With 34 million U.S. subscribers, the premium cable channel and streaming service HBO is a little more than half the size of Netflix today domestically. In five years’ time, though, AT&T executives want not just to convert all of its HBO customers to HBO Max, its upcoming streaming service, but grow its subscriber base by nearly 150%. The company hopes that by 2025, it will have 50 million customers in the U.S.; internationally, the company wants to hit up to 90 million subscribers in the same time frame.
HBO Max’s plans, which were detailed Tuesday night at an investor day in Burbank, Calif., are centered largely on building up the audience and subscriber base as fast as reasonably possible.
“As the pay TV bundle is unbundled, the cord is cut, and as ubiquitous connectivity bounds, we must now secure our path to the market for the next decade,” WarnerMedia CEO John Stankey said Tuesday night. “In the era of Amazon, Apple, Google and Netflix, scale is no longer defined by distribution to a quarter of U.S. consumers. It’s a global game.”

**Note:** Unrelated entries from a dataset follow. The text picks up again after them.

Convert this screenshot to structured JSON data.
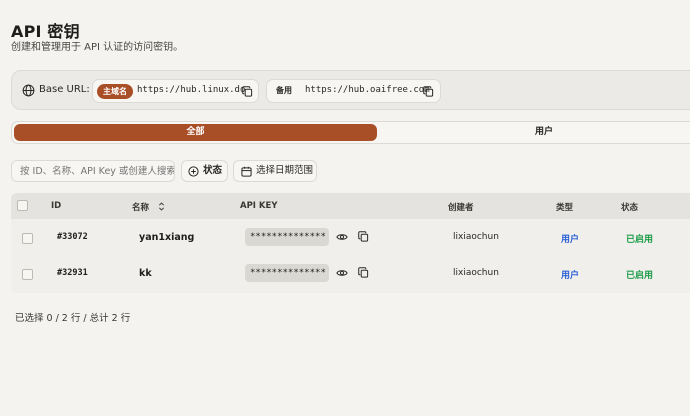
{
  "page": {
    "title": "API 密钥",
    "subtitle": "创建和管理用于 API 认证的访问密钥。"
  },
  "base_url": {
    "label": "Base URL:",
    "primary": {
      "tag": "主域名",
      "url": "https://hub.linux.do"
    },
    "backup": {
      "tag": "备用",
      "url": "https://hub.oaifree.com"
    }
  },
  "tabs": [
    {
      "label": "全部",
      "active": true
    },
    {
      "label": "用户",
      "active": false
    }
  ],
  "filters": {
    "search_placeholder": "按 ID、名称、API Key 或创建人搜索",
    "status_label": "状态",
    "date_label": "选择日期范围"
  },
  "table": {
    "headers": {
      "id": "ID",
      "name": "名称",
      "api_key": "API KEY",
      "creator": "创建者",
      "type": "类型",
      "status": "状态"
    },
    "rows": [
      {
        "id": "#33072",
        "name": "yan1xiang",
        "api_key": "**************",
        "creator": "lixiaochun",
        "type": "用户",
        "status": "已启用"
      },
      {
        "id": "#32931",
        "name": "kk",
        "api_key": "**************",
        "creator": "lixiaochun",
        "type": "用户",
        "status": "已启用"
      }
    ]
  },
  "footer": {
    "selection": "已选择 0 / 2 行 / 总计 2 行"
  },
  "colors": {
    "accent": "#a94f28",
    "type_link": "#2f63d6",
    "status_enabled": "#1f9d4a",
    "background": "#f4f3f0"
  }
}
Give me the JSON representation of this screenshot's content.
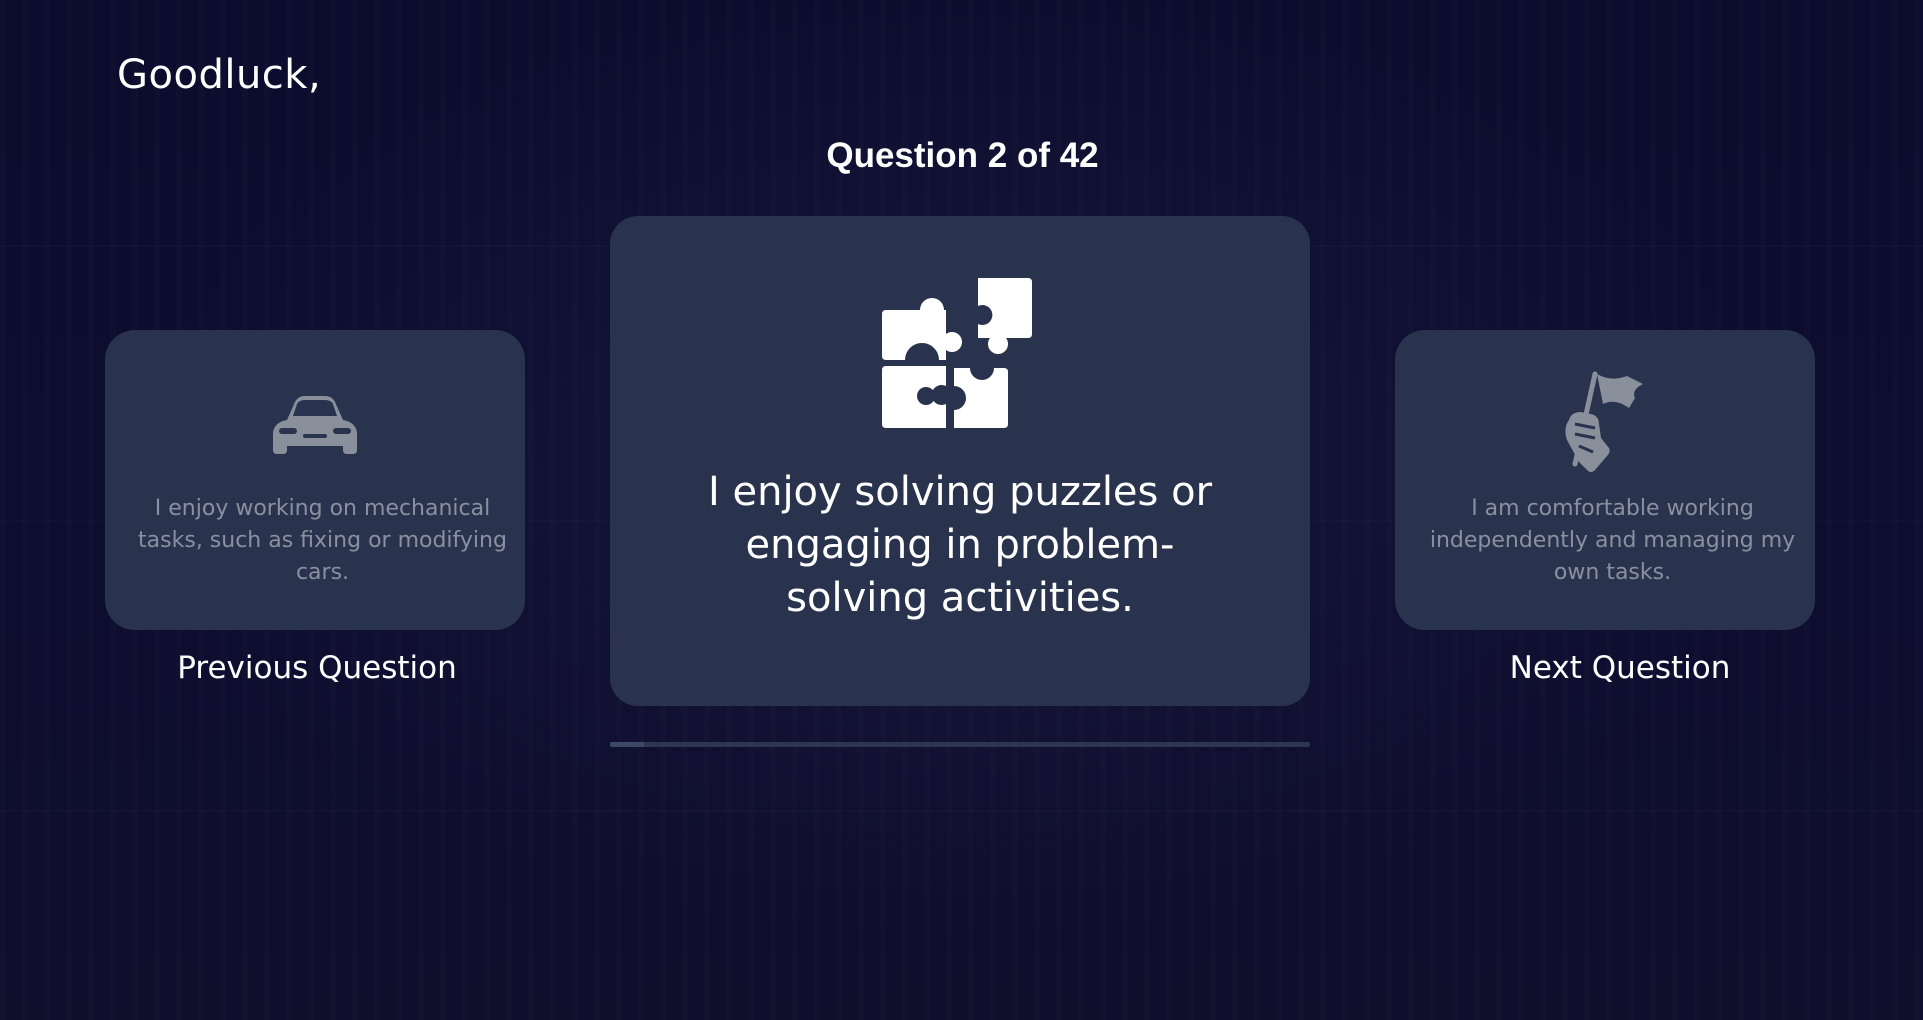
{
  "header": {
    "greeting": "Goodluck,"
  },
  "quiz": {
    "counter": "Question 2 of 42",
    "current_question": 2,
    "total_questions": 42,
    "progress_fraction": 0.048
  },
  "previous": {
    "icon": "car-icon",
    "text": "I enjoy working on mechanical tasks, such as fixing or modifying cars.",
    "label": "Previous Question"
  },
  "current": {
    "icon": "puzzle-icon",
    "text": "I enjoy solving puzzles or engaging in problem-solving activities."
  },
  "next": {
    "icon": "hand-flag-icon",
    "text": "I am comfortable working independently and managing my own tasks.",
    "label": "Next Question"
  },
  "colors": {
    "background": "#0b0b2a",
    "card": "#29334d",
    "side_text": "#8a90a0",
    "side_icon": "#8a8f9c",
    "text": "#ffffff"
  }
}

The strategy to scale up quickly, which AT&T hopes will simultaneously bolster its wireless and pay TV offerings, is one that has become commonplace as traditional media players seek to find a foothold in the fast-growing streaming video market. Lacking the luxury of time to build up a subscriber base from scratch—as CBS All Access did when it launched in 2014—upcoming streaming services like Disney+, Apple TV+ and NBCUniversal’s Peacock are all looking for ways to leverage their existing consumer bases into streaming customers so they can get as big as they can, as fast as possible.
For HBO Max, leveraging AT&T’s existing customer base means it will be bundled as a free perk included with premium AT&T video, mobile and broadband packages. The 10 million HBO subscribers who are also AT&T cable customers, as well as subscribers who pay directly for HBO’s existing streaming service HBO Now, will get HBO Max for no additional cost. (AT&T is in discussions with other cable and satellite providers to allow for HBO Max access to current HBO subscribers, but the company does not foresee challenges in those discussions.)
Other companies also racing to scale up are taking a different tack that better suit the business assets in their arsenals. Disney, whose service is slated to debut Nov. 12, has set an even more ambitious goal in terms of scale: 60 million to 90 million subscribers worldwide by 2024. To achieve that scale, Disney has rolled out several pricing promotions, offering a steeply discounted three-year membership plan for people in Disney’s fan club and a bundled subscription to Disney+, Hulu and ESPN+. One of the biggest drivers of new entrants into the Disney+ ecosystem will come from a partnership with Verizon, which will extend a free year of Disney+ to all new and existing Verizon wireless and internet customers.
As the premiere date approaches, Disney is also using its substantial marketing muscle to advertise the service on cruise lines, buses, retail locations and theme parks, along with promotions across Disney and ABC television properties, The New York Times reported.
Apple is using its service, Apple TV+, as a perk to drive more hardware sales, which have softened in the last several quarters. The company is offering up a free year of its $4.99 a month Apple TV+ subscription to anyone who purchases new iPhones, iPads, Apple TVs or Mac products in an effort to keep Apple customers coming back. That means Apple TV+’s initial subscriber base will scale up immediately with the free year trial and will give Apple a longer runway through which to develop more programming that it hopes will attract more customers to the company’s growing services business. (Apple has not indicated that it will include any library content on Apple TV.) The streaming service will also get a leg up when Apple leverages its existing web of customer relationships to promote programming across Apple devices.